So, a neutron went to a bar. He asked the bartender how much for a beer. The bartender said, "For you, no charge."
Much Jokes
Why did the orphans like church so much?
So they had someone to call father...
Why is sex with pandas so much fun?
I don't know, it just is. 🐼
How Steven Hawking died: because he moved too much during the day and ran out of juice.
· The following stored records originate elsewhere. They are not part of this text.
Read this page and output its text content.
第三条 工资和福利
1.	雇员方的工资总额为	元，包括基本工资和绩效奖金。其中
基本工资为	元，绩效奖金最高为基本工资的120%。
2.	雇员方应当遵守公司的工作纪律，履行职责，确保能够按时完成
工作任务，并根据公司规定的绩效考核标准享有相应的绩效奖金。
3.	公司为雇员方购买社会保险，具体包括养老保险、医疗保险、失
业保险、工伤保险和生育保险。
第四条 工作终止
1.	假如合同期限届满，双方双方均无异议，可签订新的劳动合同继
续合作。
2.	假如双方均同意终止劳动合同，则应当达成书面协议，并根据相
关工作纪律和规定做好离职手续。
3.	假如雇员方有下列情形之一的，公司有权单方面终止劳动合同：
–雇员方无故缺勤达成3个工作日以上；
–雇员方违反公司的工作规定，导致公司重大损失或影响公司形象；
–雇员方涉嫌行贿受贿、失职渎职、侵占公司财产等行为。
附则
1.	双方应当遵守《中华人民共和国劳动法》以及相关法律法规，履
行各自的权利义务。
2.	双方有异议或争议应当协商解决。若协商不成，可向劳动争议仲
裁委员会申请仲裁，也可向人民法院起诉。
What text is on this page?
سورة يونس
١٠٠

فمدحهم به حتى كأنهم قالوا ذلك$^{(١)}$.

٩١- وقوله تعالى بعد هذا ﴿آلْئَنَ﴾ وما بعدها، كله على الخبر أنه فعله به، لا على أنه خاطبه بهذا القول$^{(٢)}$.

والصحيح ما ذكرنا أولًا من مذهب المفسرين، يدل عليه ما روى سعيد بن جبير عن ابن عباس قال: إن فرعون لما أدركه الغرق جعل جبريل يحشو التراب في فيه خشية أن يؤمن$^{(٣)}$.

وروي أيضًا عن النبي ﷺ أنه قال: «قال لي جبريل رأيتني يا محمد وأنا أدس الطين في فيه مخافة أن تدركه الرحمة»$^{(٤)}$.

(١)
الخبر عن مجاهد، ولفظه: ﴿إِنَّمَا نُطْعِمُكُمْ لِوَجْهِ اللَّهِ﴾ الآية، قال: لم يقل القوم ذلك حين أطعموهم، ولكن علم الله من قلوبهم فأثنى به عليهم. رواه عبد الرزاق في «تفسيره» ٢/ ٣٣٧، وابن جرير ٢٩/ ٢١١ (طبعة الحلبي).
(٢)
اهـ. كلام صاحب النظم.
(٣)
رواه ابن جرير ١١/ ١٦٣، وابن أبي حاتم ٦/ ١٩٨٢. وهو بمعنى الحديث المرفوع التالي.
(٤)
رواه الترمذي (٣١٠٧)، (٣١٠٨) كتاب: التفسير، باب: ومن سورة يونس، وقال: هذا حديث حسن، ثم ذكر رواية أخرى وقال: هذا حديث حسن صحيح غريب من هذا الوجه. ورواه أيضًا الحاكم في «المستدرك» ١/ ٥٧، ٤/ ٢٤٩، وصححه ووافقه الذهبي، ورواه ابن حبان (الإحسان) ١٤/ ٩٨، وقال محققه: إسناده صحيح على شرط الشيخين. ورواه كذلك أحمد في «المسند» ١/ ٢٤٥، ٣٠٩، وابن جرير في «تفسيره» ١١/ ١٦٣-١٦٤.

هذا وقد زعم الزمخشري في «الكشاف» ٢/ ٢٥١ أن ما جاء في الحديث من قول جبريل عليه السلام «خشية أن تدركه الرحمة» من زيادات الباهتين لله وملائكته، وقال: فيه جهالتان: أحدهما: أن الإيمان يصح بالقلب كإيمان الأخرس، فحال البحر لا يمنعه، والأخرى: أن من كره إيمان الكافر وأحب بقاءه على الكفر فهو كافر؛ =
So, a person walked into a shop.
Shop guy: "Hey RETARD RETARD RETARD RETARD RETARD RETARD RETARD RETARD RETARD RETARD RETARD RETARD RETARD RETARD RETARD RETARD RETARD RETARD RETARD RETARD RETARD RETARD RETARD RETARD RETARD RETARD RETARD RETARD RETARD RETARD RETARD RETARD RETARD RETARD RETARD RETARD RETARD RETARD RETARD RETARD RETARD RETARD RETARD RETARD."
This is REALLY funny.
Please upvote, comment, and like.
Thank you very much.
What's the difference between you and an idiot? Not very much if you reword and post the same joke over and over.
What would you find on a haunted beach?
A sand-witch!
"Hey guys, I'm a new jokester, remember my name as I'll be making a lot more!!! P.S. They will be much better than this one!"
Son: Daddy, why is this red soup so sweet?
Because your mother had diabetes.
Daddy, why is this red soup so sweet?
Because your mother has diabetes.
HEY! You guys need to S T O P making Stephen Hawking jokes. He has done so much for the theoretical physics world, and THIS is how you choose to repay him? All 653 of you should be ashamed of yourselves.
I once went to the bar for a pint, but the strippers there didn't have that much breast milk.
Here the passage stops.